This election cycle has been very eye-opening for me in terms of where I grew up, the disparaging beliefs that my family members and I hold, and ultimately, the ignorance that plagues this country and the rhetoric surrounding the election. In the twenty-four hours since Donald Trump won the 2016 election, I have been struggling with processing what his presidency could mean for this nation, and furthermore, struggling with how I move forward knowing that so many of my conservative friends and family members voted for him in this election.
I am fully aware that this is a two-way street. These same family members are probably angry that I voted for Hillary and her platform. They probably cannot understand how I voted for her. I understand that. I accept that. But it still doesn't make it easy. Knowing that this holiday season, I will have to bite my tongue when politics will eventually make its way to the dinner table scares me. I know I will probably be enraged by certain beliefs that will be expressed. I know that I may have to excuse myself at some point for the sake of my own mental and emotional well-being. And I know that if the results of the election had been flipped, my family who proudly voted Republican would have felt the same way about me and who I chose to support this year. And that is an unfortunate byproduct of the rampant hatred and bipartisanship that controls our country right now.
I grew up in a town where Christian super-churches occupy every corner. I dedicated the majority of my childhood to blindly following organized religion because I felt obligated to, not because I necessarily believed in everything the churches preached. I lived in an area where diversity wasn't the norm. I grew up in a bubble, and when I came to college, that bubble shattered.
I started challenging myself to explore the diversity on my campus and listen to other people's stories. I attended a retreat on social justice that made me feel insanely guilty for how closed-minded and bigoted my views were when I was younger, but ultimately shaped my social views. I spent four months outside of the country during my semester abroad and walked on sidewalks with Syrian refugees, witnessed the deepest, darkest poverty in Brazil, saw intense racism and crisis, and listened to people in every single one of the fourteen countries I had the immense privilege of visiting tell me how much they longed for the freedom of the United States of America.

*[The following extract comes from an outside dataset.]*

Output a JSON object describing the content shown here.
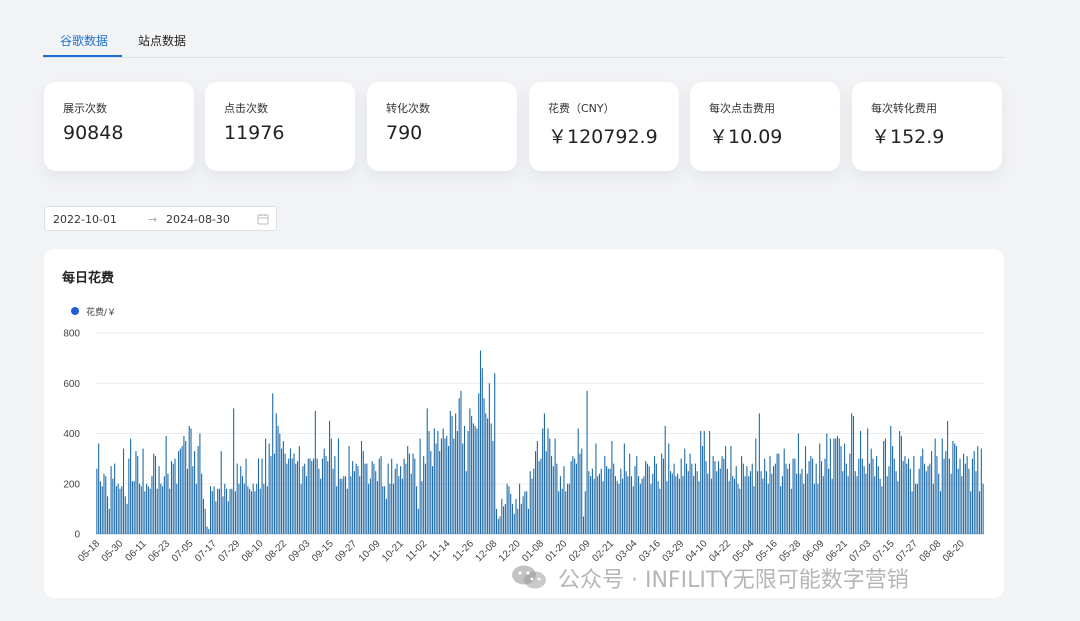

Every time I visit my hometown, I struggle immensely with the fact that my views have changed and that those views are not necessarily supported by the people that I have grown up with. I struggle when I see my aunts and uncles and cousins posting things on Facebook that may inadvertently silence other voices. I struggle with "Make America Great Again" because I don't think America was ever a bad place to be. I struggle whenever someone says that all Liberals are Communists or Socialists or are destroying this country because we are "too sensitive." It hurts me when people tell me not to make things "feminist issues."
Today, I've been processing a lot and trying to figure out how to move forward knowing that my beliefs are so vastly different than most of the people that I love and care about. I'm angry that a man who normalized racism, sexual assault, sexism, Islamophobia, and so many other forms of injustice through his campaign choices will now sit in the Oval Office.
I understand that most of my family that voted for him probably did not think of this election in a social context. I understand that for them, this election was about being a part of the forgotten middle class. This election was about voting for someone whose economic policies were more in line with their own. I understand that and I recognize that and can even relate because I am a taxpayer who isn't completely satisfied with the way my money gets used in this country. It doesn't make it easier that with that comes a candidate whose platform was endorsed by Russia and the KKK and was founded on stripping rights from people different than him.
For me, this election was about humanity. I do care about the economy, I do care about how our country moves forward with its immigration issues, but for me, this election, was about protecting myself, protecting minorities, and protecting the basic human rights and dignities that should come with being an American citizen.
I know that for the next four years, I will struggle every day to make sense of how we got here. I know that I will continue to grapple with internal conflict every time I see a MAGA hat. I know that I will probably annoy or offend people in my close friends and family with the activism that I pledge to undertake to protect the voiceless. But I am tired. I am tired of hiding my beliefs. I am tired of being nervous to post something. I am tired of trying to defend myself on behalf of an entire ideology because people hold such strong anti-Liberal stereotypes. And I know that my Republican friends are tired of defending themselves from the same harmful stereotypes that have formed around them.
But I refuse to play into this hateful dichotomy that is tearing our country limb from limb. I will continue to try and educate and I will continue to try and understand those who believe differently than I do. I won't stop facilitating healthy dialogue and I won't close my ears or my mind. I refuse to believe that my friends and family fall into the horrific stereotypes I've seen about their party and I would only hope that they show me the same decency.
To the family and friends who are reading this right now, I love you and that won't ever change. I hope that we can move forward and facilitate healthy dialogue that won't alienate or attack either one of us. I hope that we can seek education and understanding and be advocates for change together. I hope that you are with me.